In the other thread, the OP was able to display images, any idea how was that done?

https://www.reddit.com/r/LocalLLaMA/comments/1rrycc6/llamacpp_brave_search_mcp_not_gonna_lie_it_is/

[-]

arcanemachined@reddit (OP)

In the other thread, the OP was able to display images, any idea how was that done?

Not a clue, sorry. If you can find out, please report back so I can add it to the guide. :)

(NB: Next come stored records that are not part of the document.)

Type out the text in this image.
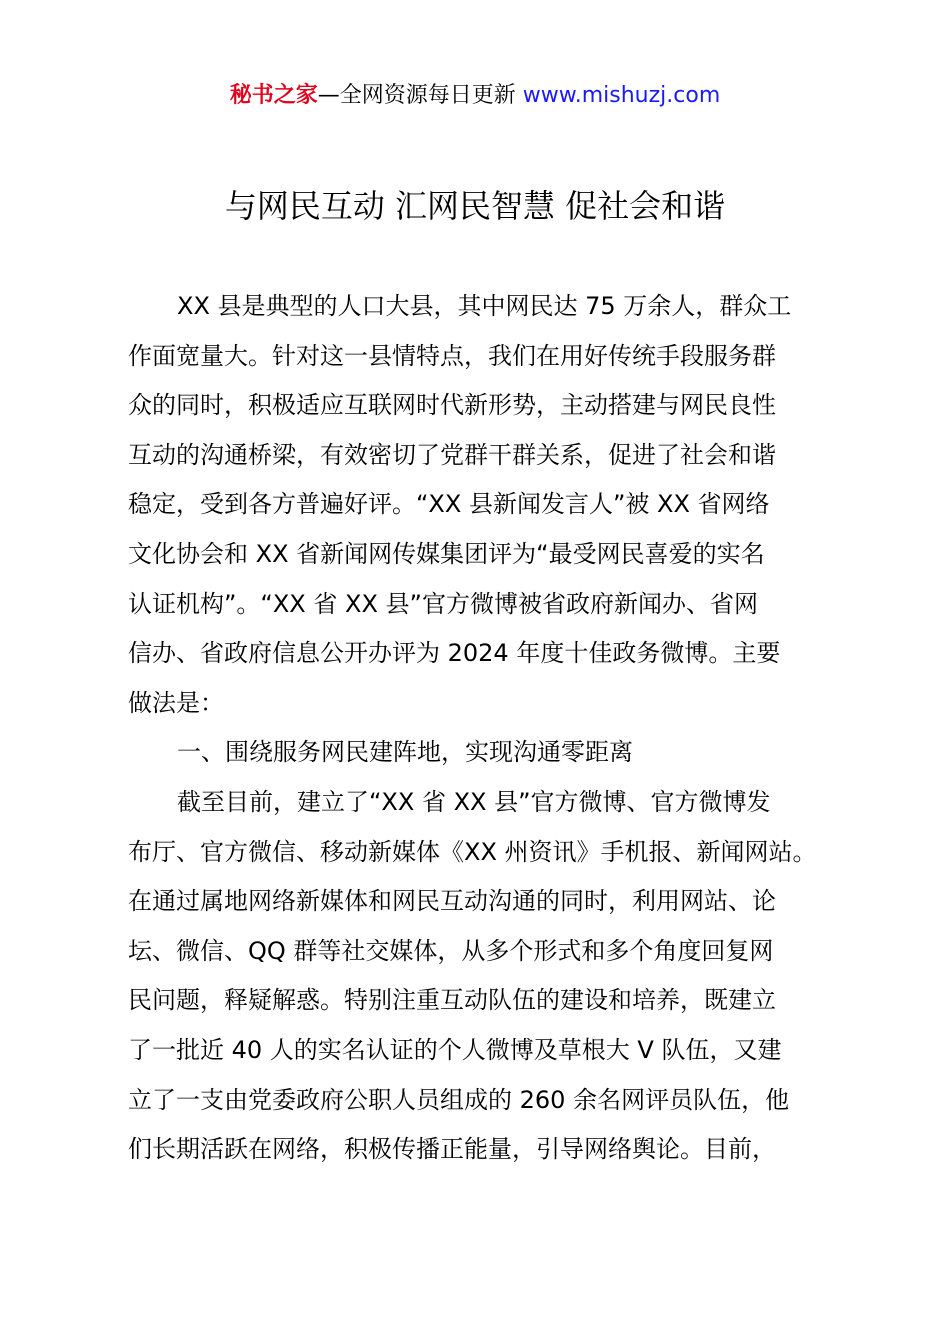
秘书之家—全网资源每日更新 www.mishuzj.com
与网民互动 汇网民智慧 促社会和谐
XX 县是典型的人口大县，其中网民达 75 万余人，群众工
作面宽量大。针对这一县情特点，我们在用好传统手段服务群
众的同时，积极适应互联网时代新形势，主动搭建与网民良性
互动的沟通桥梁，有效密切了党群干群关系，促进了社会和谐
稳定，受到各方普遍好评。“XX 县新闻发言人”被 XX 省网络
文化协会和 XX 省新闻网传媒集团评为“最受网民喜爱的实名
认证机构”。“XX 省 XX 县”官方微博被省政府新闻办、省网
信办、省政府信息公开办评为 2024 年度十佳政务微博。主要
做法是：
一、围绕服务网民建阵地，实现沟通零距离
截至目前，建立了“XX 省 XX 县”官方微博、官方微博发
布厅、官方微信、移动新媒体《XX 州资讯》手机报、新闻网站。
在通过属地网络新媒体和网民互动沟通的同时，利用网站、论
坛、微信、QQ 群等社交媒体，从多个形式和多个角度回复网
民问题，释疑解惑。特别注重互动队伍的建设和培养，既建立
了一批近 40 人的实名认证的个人微博及草根大 V 队伍，又建
立了一支由党委政府公职人员组成的 260 余名网评员队伍，他
们长期活跃在网络，积极传播正能量，引导网络舆论。目前，
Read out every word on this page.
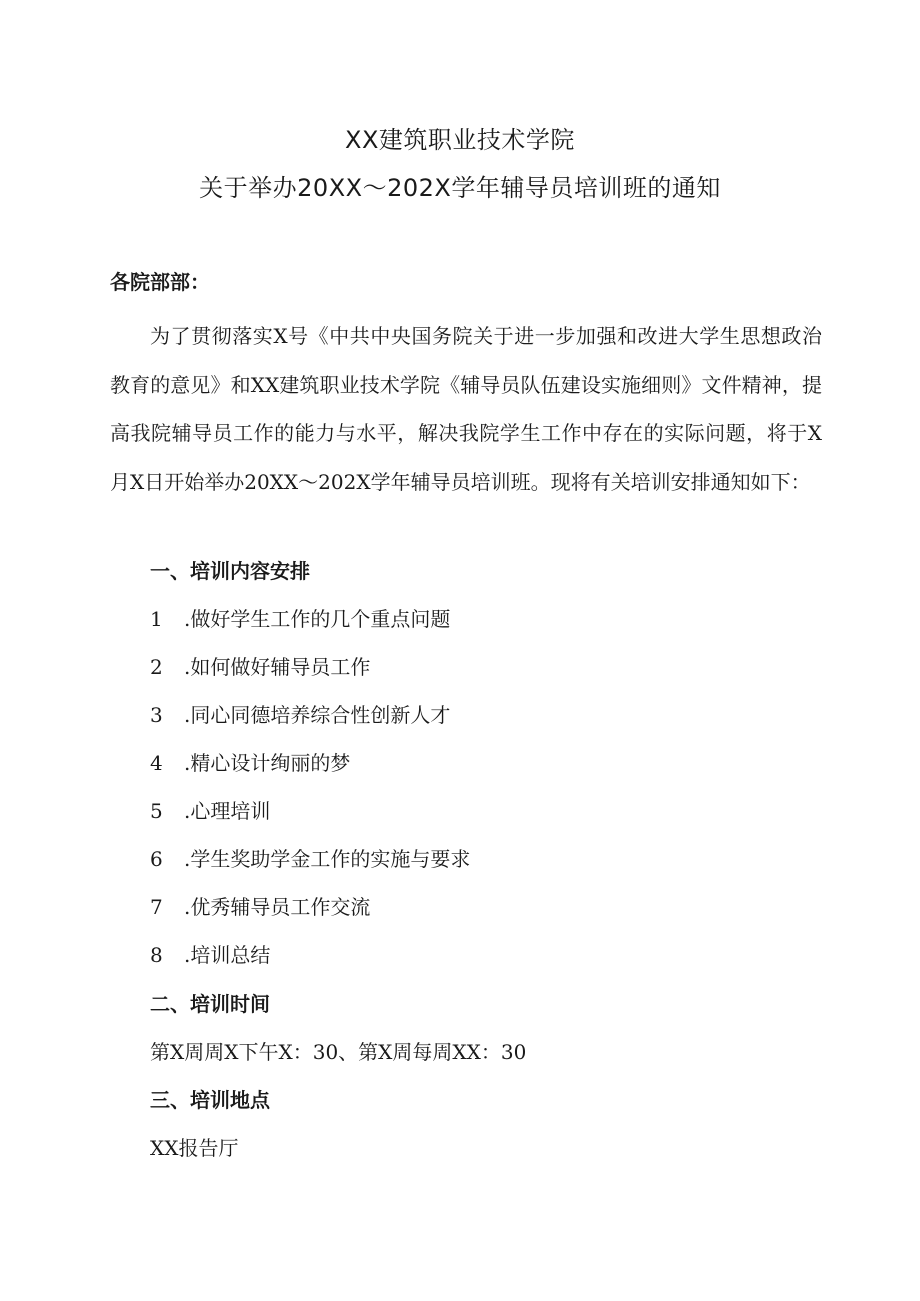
XX建筑职业技术学院
关于举办20XX～202X学年辅导员培训班的通知
各院部部：
为了贯彻落实X号《中共中央国务院关于进一步加强和改进大学生思想政治教育的意见》和XX建筑职业技术学院《辅导员队伍建设实施细则》文件精神，提高我院辅导员工作的能力与水平，解决我院学生工作中存在的实际问题，将于X月X日开始举办20XX～202X学年辅导员培训班。现将有关培训安排通知如下：
一、培训内容安排
1 .做好学生工作的几个重点问题
2 .如何做好辅导员工作
3 .同心同德培养综合性创新人才
4 .精心设计绚丽的梦
5 .心理培训
6 .学生奖助学金工作的实施与要求
7 .优秀辅导员工作交流
8 .培训总结
二、培训时间
第X周周X下午X：30、第X周每周XX：30
三、培训地点
XX报告厅
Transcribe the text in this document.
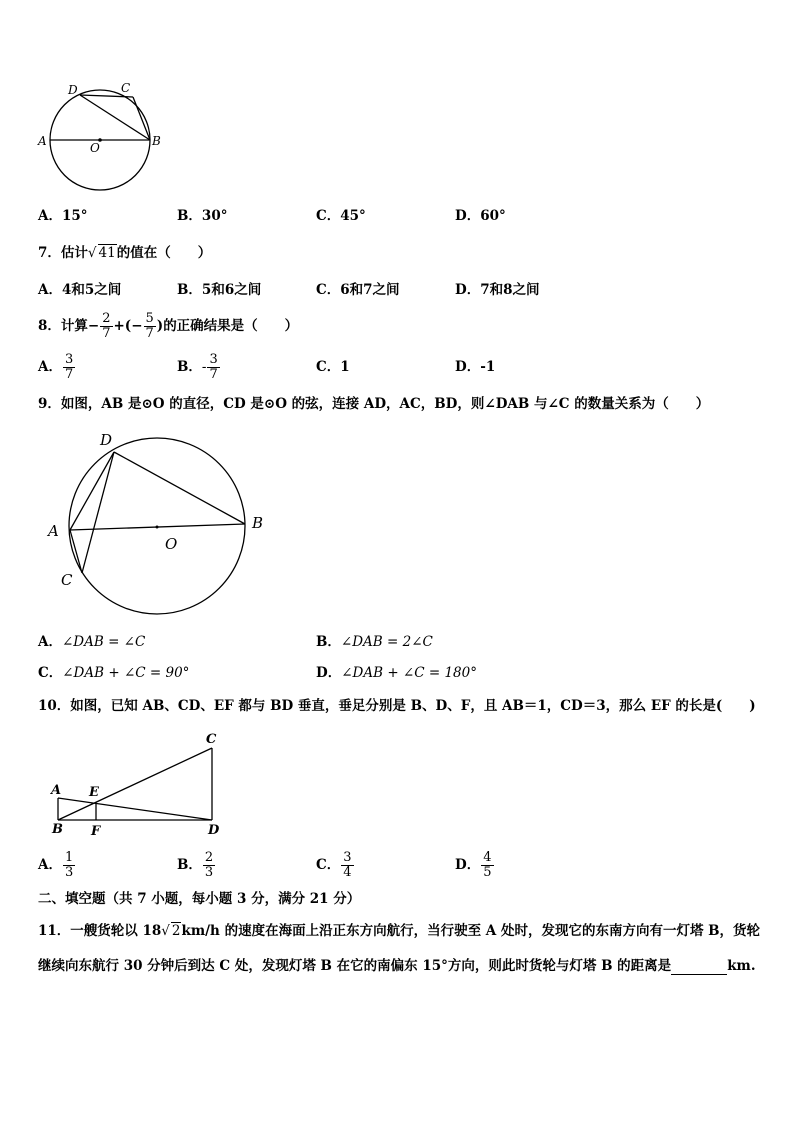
A	B
C
D
O
A．15°	B．30°	C．45°	D．60°
7．估计√ 41的值在（　　）
A．4和5之间	B．5和6之间	C．6和7之间	D．7和8之间
8．计算− $\frac{2}{7}$ +(− $\frac{5}{7}$ )的正确结果是（　　）
A． $\frac{3}{7}$	B．- $\frac{3}{7}$	C．1	D．-1
9．如图，AB 是⊙O 的直径，CD 是⊙O 的弦，连接 AD，AC，BD，则∠DAB 与∠C 的数量关系为（　　）
A	B
C
D
O
A．∠DAB = ∠C	B．∠DAB = 2∠C
C．∠DAB + ∠C = 90°	D．∠DAB + ∠C = 180°
10．如图，已知 AB、CD、EF 都与 BD 垂直，垂足分别是 B、D、F，且 AB＝1，CD＝3，那么 EF 的长是(　　)
A
B
C
D
E
F
A． $\frac{1}{3}$	B． $\frac{2}{3}$	C． $\frac{3}{4}$	D． $\frac{4}{5}$
二、填空题（共 7 小题，每小题 3 分，满分 21 分）
11．一艘货轮以 18√ 2km/h 的速度在海面上沿正东方向航行，当行驶至 A 处时，发现它的东南方向有一灯塔 B，货轮
继续向东航行 30 分钟后到达 C 处，发现灯塔 B 在它的南偏东 15°方向，则此时货轮与灯塔 B 的距离是	km.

Another thing I noticed is that the MCP servers seem to turn themselves off on each new chat, I have to go in and turn them back on again. Is that normal?

[-]

iamapizza@reddit

Note, when using via docker/docker compose, even if the mcp-proxy is in docker, the URL needs to be localhost, not the container name! The search seems to happen in your browser rather than through llama server side.

[-]

BerryGloomy4215@reddit

why would you need the fetch mcp? it seems that ddg already provides both search and fetch.
https://github.com/nickclyde/duckduckgo-mcp-server?tab=readme-ov-file#available-tools

[-]

arcanemachined@reddit (OP)

I'm not married to DDG, so I'll leave it in there.

[-]

gaps_ar@reddit

Don't know if it's just me but it doesn't work with the uvx run mcp-server-time, I have to remove the run argument.

[-]

arcanemachined@reddit (OP)

Damn it! I will fix that. Thanks.

[-]

Positive-Stock6444@reddit

worked a dream, thanks for sharing! I had to change uv to uvx for the time mcp, but otherwise, perfect.

[-]

arcanemachined@reddit (OP)

Thanks for the feedback. I changed that command in the guide to use uvx, just in case.

[-]

ProfessionalSpend589@reddit

That's really cool.

I'm new to python and I'm trying to figure out how to check what MCP servers can be trusted. How do people tackle this problem?

[-]

Kahvana@reddit

The best way is to read through the source code, and build the mcp servers yourself.

[-]

No_Swimming6548@reddit

Thanks, definitely useful. Not everyone who likes local models is a dev.